The middle school will switch from hour-long blocks to five 100-minute classes each day, with breaks in-between, according to Principal Julie Kobold. She said the school is doing away with the use of lockers.
Google Classroom and Google Meet will be the platforms for online learning at the high school and middle school.
At the elementary level, kindergarten through grade 2 students will use a platform called Seesaw, while students in grades 3 to 5 will use Google Classroom, according to Wellfleet Elementary Principal Mary Beth Rodman.
“Students working remotely will still be submitting assignments and receiving feedback,” Rodman said.
An initial survey of families received 1,269 responses districtwide, with a large majority — more than four out of five — wanting to return to in-person learning. Just 182 families (14 percent) preferred a remote learning plan, Conrad said. Five percent were unsure.
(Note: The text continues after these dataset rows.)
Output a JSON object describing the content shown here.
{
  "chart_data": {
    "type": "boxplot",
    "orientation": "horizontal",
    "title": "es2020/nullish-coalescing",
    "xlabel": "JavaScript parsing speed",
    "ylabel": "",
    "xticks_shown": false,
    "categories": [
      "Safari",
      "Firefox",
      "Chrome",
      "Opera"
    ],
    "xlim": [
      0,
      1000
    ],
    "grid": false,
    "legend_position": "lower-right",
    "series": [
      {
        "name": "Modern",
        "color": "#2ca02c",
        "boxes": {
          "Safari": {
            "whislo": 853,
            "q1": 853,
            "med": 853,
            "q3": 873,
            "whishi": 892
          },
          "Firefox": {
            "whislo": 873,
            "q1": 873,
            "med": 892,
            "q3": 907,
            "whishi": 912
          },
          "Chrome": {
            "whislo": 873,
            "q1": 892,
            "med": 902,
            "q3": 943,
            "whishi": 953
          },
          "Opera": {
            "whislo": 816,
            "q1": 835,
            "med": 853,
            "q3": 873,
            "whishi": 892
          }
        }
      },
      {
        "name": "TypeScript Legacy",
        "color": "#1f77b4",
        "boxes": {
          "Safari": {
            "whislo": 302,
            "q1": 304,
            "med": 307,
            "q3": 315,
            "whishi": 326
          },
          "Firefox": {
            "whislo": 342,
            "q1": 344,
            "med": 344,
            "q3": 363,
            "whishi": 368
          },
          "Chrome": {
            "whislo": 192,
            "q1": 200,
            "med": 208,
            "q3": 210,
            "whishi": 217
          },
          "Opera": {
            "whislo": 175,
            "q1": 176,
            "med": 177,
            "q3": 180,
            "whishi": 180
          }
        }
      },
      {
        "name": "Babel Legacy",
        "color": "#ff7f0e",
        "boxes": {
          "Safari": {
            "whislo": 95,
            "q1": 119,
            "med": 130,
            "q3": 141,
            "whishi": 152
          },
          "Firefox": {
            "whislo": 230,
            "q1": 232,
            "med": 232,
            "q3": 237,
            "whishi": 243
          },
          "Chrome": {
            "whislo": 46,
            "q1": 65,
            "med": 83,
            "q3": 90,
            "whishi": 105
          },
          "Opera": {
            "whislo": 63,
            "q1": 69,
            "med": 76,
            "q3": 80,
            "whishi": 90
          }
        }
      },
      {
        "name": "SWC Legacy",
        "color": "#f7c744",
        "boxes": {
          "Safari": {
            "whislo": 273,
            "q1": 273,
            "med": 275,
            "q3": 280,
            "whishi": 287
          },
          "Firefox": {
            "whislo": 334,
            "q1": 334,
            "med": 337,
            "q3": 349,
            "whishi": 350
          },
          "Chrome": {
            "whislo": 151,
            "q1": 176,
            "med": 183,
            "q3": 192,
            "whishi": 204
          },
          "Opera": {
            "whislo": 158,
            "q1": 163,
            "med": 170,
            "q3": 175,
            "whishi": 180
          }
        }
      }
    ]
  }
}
Eleven families said they still need internet access while 82 families said they need increased bandwidth to be able to participate. Twenty percent said they would need child care should a remote or hybrid plan move forward, Conrad said.
Many What Ifs
Cape Cod has not seen a major increase in Covid-19-positive tests despite an influx of visitors, said state Sen. Julian Cyr of Truro, who is on the Cape Cod Reopening Task Force. Following a small bump after July 4, new positive cases have numbered between 3 and 10 per day throughout Barnstable County, Cyr said Aug. 6.
But the Cape and Islands Educator Action Network, which includes Cape teachers’ unions, wrote a letter arguing that reopening should be phased in slowly.
“I’m extremely sympathetic to families needing child care, but we also want all kids and staff brought back in the safest way possible,” network president Cheri Armstrong, a Monomoy middle school teacher, told the Independent. “For us, we have to be sure that it is safe. And that’s the MTA’s slogan, ‘Only when it’s safe.’ ”
Students’ reactions reflect fear of reopening combined with extreme dislike of remote education.
“Whatever measures they can take, there will be a lot of issues,” Will Mulholland of Chatham, president of the Nauset class of 2022, told the Independent. “My friends are concerned for their family members, so people are scared. On the other hand, a lot of people want to get back to being in contact with their friends. For me, remote learning was a struggle. It was not the same thing. But you have to weigh knowing that the community is safe and moving on with our lives.”
School committee members asked how the schools would react to a positive case, and at what point the schools would be shut again. Conrad said he was awaiting further guidance on that, but reiterated that there are many unknowns.
“The one thing we would all agreed on,” he said, “what we thought we knew today, will change tomorrow.” That’s something he says he’s getting used to. “We were taken aback by the number of families who wanted to go back to school,” Conrad said. “We have to be nimble and shift.”